Comment 4 for bug 797749

Revision history for this message
Lars Butler (lars-butler) wrote :

I just had a discussion about this with Muharem (https://launchpad.net/~al-maisan). Here's what we talked about:

There are a few issues with my initial solution. For starters, my solution for reducing Redis bloat actually contributes (if only temporarily) to Redis bloat. I think technically my solution works, but there has to be a better way.

One suggestion was to make the Redis garbage collection an asynchronous process (which is either invoked 1 time by the OQ engine when a job completes, or runs periodically as a daemon). This also involves refactoring our key generation scheme a bit; instead of generating GUIDs to guarantee uniqueness, we could simply have a 'next key' function (kind of like a SQL autoincrement). We would use 'incr' (http://redis.io/commands/incr) to handle this. In our Redis store, we would simply have to store a single integer under the key "JOB_KEY"--or something like that--and each time we needed a new job ID we would increment and grab the new value.

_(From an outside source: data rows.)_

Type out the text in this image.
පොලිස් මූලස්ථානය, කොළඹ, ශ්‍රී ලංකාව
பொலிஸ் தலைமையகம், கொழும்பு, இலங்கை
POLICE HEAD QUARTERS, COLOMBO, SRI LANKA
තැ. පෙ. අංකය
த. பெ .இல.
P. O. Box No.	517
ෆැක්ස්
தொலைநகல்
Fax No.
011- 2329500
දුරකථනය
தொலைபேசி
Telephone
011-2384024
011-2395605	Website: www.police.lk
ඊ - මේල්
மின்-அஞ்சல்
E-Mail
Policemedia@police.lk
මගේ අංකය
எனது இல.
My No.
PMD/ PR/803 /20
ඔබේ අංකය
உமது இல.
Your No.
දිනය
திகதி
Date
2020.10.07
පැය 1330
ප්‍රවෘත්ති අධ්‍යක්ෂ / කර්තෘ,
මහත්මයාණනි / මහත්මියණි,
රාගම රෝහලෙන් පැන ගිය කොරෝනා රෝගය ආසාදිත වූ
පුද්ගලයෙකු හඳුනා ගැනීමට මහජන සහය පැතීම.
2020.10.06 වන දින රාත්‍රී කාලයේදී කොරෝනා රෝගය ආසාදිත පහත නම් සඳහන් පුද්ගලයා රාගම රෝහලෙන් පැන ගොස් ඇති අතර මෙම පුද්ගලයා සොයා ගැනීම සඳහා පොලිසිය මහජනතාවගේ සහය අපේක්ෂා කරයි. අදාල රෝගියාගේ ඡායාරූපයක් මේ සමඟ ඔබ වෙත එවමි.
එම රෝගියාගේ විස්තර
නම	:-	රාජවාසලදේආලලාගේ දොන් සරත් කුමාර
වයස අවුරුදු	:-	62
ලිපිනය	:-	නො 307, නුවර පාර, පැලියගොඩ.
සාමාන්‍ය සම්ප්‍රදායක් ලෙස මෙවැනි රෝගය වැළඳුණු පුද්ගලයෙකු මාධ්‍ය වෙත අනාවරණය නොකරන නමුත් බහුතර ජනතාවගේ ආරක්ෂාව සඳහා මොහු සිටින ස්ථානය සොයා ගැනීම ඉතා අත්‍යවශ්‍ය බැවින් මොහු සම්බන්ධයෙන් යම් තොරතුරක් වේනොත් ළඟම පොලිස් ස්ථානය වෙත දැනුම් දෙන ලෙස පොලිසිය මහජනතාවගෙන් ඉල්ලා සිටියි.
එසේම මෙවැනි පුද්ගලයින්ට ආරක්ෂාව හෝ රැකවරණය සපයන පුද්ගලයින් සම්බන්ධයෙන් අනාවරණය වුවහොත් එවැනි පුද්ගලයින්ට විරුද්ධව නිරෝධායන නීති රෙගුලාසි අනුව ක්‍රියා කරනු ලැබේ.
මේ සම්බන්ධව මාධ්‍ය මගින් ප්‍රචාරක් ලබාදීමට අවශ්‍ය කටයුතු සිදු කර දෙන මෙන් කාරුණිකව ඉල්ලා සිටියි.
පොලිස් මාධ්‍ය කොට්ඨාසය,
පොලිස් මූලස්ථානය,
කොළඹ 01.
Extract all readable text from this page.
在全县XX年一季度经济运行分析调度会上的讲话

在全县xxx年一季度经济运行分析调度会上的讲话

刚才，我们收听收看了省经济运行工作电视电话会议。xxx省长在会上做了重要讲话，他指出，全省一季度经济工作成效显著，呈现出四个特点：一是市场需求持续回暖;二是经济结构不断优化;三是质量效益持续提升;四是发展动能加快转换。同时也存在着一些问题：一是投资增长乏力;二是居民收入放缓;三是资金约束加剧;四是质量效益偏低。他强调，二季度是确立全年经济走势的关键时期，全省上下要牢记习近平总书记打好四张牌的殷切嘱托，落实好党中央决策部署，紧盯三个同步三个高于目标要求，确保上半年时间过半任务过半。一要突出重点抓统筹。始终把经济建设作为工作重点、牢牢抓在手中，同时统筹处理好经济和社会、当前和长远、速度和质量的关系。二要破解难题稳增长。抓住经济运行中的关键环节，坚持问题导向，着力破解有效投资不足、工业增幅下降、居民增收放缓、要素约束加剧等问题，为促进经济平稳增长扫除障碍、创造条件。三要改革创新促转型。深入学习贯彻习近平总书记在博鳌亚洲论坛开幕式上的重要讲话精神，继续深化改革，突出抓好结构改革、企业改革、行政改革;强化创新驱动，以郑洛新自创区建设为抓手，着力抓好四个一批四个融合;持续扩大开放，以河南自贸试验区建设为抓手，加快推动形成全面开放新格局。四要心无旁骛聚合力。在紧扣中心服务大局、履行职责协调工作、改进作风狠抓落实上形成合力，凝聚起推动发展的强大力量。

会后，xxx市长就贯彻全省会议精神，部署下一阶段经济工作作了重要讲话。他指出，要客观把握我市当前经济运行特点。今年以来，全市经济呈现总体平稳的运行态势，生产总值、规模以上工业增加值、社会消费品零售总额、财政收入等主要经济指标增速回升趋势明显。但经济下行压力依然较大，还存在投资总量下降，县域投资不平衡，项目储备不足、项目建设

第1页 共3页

With this solution we might also have to store a list of 'completed job IDs', which the GC daemon can query so it knows what to clean up. If we can guarantee uniqueness of job ID tokens through convention in our software (perhaps by surrounding the job ID integer with || || or something), we can simply query Redis to get all keys matching a wildcard (http://redis.io/commands/keys).

I like the idea of running the garbage collection asynchronously. However, I would argue that this is a crucial piece of 'job completion' and therefore could conceivably be part of the OQ engine. (But it doesn't have to be.)

If this is implemented as a separate process/daemon, one part about this I don't like is that it will require additional system configuration for an OpenQuake software deployment (for example, we may have to set up a cron job or something equivalent).